Frances White – “Becoming Iris Murdoch” – a book about my favourite author, by someone I’m lucky enough to call a friend, and mentioning my own research in passing, so how could it not make the top 10 – plus it happens to be a moving, intelligent and highly readable account of a period in Murdoch’s life which has not been so well studied.

Michael Swan – “Learner English” – a book all about the effects that people’s native language have on their production of English – utterly fascinating, hugely detailed and highly useful for a large portion of my work. What’s not to like!

Chimamanda Ngozi Adiche – “Americanah” – fabulous novel about the experience of a Nigerian woman in the US and back in Nigeria; this explains why I don’t do this top 10 post until 1 January every year, as I only finished reading it on Christmas Day!

Honourable mentions

These books were excellent and highly enjoyable reads that were just outside the Top 10 …

Edward Hancox – “Iceland Defrosted” – I read a few books about Iceland before our visit in June, fiction and non-fiction, but this one was by far the most helpful and inspiring, explaining the nation and its people and sharing the author’s love for the place. Recommended reading for anyone planning to visit Iceland.

Katharine d’Souza – “Deeds not Words” – a book set in “a” Birmingham Museum and Art Gallery and other familiar locations, with a great story and satisfying characters.

Charlie Hill – “The Space Between Us” – and I have to make space to mention a book set in the Moseley of my own student days, the first novel about road protestors, and a thumping good read (I have a review in my notebook but not on here – how?)

Reading plans for 2015

Jan 2015 coming upThese are the books that are coming up next on my TBR pile, and very good they look, too. I’m not doing my Month of Re-Reading until February this year, because coming after Christmas and in my Birthday Month, having a month where I don’t hook anything off the TBR shelf isn’t the best and most relaxing thing I can do.

Apart from reading books from the TBR, I am planning to do the following two reading challenges …

Re-read “The Forsyte Saga” – I’m doing this alongside Heaven-Ali and Kaggsysbookishramblings: we are going to read the three trilogies plus extras over the year. Watch out for linked reviews as we go.
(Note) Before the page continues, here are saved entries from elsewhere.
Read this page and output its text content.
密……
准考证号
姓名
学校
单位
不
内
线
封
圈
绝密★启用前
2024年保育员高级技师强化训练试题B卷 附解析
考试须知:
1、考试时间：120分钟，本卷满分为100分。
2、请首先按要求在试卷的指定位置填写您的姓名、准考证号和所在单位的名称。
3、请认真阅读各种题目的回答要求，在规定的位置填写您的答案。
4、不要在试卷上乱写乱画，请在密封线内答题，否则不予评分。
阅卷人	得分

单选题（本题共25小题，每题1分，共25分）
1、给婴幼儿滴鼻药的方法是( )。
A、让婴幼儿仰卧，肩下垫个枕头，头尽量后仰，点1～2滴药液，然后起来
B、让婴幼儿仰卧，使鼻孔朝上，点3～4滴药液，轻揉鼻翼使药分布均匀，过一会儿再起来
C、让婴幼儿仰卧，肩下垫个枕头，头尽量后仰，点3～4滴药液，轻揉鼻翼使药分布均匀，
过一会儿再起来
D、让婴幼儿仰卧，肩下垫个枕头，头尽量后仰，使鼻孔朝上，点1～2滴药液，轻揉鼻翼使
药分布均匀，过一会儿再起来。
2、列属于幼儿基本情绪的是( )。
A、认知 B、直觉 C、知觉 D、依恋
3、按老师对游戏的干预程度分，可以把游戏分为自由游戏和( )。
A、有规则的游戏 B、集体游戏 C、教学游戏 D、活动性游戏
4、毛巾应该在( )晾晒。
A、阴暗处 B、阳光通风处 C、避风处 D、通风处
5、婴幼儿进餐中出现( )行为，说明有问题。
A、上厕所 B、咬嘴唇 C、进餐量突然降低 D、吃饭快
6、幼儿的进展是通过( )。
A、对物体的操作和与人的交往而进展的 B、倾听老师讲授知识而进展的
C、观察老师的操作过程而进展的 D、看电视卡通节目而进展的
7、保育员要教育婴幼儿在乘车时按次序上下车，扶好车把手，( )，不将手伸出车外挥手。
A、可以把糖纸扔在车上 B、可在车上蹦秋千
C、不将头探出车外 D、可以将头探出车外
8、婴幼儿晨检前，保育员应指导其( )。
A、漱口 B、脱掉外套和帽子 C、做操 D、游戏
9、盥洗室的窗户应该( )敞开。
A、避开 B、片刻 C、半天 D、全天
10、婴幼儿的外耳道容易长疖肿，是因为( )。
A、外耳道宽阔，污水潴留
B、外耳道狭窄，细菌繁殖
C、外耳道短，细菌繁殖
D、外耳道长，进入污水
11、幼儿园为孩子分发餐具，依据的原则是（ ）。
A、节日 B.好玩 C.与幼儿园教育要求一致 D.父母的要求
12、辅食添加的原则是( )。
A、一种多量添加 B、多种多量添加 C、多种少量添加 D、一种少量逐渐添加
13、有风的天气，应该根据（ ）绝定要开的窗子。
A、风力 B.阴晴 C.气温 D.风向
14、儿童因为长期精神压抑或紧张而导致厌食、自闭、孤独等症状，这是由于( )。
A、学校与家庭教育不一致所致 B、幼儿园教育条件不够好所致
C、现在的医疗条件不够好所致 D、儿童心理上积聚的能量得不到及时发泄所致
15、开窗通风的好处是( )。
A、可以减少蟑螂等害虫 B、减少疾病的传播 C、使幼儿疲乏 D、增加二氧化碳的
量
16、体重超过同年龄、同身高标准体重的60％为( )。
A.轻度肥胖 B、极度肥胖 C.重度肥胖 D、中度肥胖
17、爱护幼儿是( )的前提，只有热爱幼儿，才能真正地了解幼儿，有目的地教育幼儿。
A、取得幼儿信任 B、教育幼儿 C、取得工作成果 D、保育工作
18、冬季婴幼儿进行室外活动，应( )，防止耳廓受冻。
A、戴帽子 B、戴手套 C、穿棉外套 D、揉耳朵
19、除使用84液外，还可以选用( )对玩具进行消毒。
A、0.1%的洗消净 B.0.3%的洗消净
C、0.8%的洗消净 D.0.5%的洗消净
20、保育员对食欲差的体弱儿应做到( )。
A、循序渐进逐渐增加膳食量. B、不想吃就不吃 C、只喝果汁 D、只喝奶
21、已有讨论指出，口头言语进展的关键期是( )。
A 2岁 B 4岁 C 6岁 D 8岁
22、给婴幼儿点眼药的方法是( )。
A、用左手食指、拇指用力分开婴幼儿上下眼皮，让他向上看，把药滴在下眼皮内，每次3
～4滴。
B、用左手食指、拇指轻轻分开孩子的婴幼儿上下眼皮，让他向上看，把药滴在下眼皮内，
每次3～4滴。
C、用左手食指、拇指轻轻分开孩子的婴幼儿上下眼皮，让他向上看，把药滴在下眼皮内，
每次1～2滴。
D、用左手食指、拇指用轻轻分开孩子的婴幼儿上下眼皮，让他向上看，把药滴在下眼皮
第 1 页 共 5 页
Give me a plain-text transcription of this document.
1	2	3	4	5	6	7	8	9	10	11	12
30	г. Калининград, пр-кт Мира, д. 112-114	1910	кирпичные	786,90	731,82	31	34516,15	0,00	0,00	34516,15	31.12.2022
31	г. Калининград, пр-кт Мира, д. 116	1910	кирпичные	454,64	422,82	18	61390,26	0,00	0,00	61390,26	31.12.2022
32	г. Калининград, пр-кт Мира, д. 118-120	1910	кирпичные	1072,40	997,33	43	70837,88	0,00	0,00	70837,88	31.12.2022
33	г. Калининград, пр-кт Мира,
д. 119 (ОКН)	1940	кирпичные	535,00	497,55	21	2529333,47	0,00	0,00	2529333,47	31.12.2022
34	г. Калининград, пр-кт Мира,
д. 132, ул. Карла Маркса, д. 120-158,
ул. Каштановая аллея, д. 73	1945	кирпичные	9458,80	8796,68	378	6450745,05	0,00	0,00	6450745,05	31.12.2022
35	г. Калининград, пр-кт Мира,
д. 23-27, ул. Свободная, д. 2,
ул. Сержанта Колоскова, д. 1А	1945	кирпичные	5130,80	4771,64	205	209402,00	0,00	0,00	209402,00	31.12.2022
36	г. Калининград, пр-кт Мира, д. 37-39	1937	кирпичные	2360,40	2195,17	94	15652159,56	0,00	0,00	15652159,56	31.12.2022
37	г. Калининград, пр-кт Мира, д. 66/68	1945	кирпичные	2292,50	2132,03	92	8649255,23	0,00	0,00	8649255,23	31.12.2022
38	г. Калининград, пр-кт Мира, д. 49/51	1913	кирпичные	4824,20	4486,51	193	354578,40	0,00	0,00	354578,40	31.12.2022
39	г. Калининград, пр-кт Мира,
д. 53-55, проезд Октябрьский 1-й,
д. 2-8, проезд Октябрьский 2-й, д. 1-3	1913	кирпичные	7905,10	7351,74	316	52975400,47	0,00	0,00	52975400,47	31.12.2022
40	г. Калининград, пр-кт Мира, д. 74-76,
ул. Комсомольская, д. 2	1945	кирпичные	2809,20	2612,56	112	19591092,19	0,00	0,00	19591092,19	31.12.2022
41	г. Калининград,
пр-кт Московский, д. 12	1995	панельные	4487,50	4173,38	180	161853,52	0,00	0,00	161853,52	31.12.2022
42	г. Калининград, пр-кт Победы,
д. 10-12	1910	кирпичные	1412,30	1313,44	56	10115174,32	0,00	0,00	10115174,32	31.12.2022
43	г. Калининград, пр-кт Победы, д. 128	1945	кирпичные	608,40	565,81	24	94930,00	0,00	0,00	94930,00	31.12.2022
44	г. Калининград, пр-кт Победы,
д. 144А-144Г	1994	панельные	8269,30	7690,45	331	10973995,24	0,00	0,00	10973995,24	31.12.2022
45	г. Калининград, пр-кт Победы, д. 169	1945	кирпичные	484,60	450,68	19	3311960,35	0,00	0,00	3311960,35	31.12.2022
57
Read some Trollope – this is my own adventure – I’ve never read any Anthony Trollope but I think I’d like him, so I’ve downloaded all of his Barsetshire and Palliser novels onto my Kindle and I’m going to read through them as it takes my fancy.

Continue Reading the Century – I announced my plan to do this “naturally” (i.e. not forcing it and not reading a book just because it fell under a particular year) this time last year, and I’m doing quite well with my list: I’ve now read books for 36 of the years, and I have another 13 coming up on my TBR (or in my Kindle) and will include one Galsworthy in the list. I have a massive gap around the 1950s and 60s – I’m sure I can fit in an Iris Murdoch, but I’d love recommendations for books from those years I might enjoy, as it’s an obvious gap!

So, there we go. Have you got any big reading plans (or small reading plans) for 2015? Did you read and enjoy any of my top 10? Happy New Year!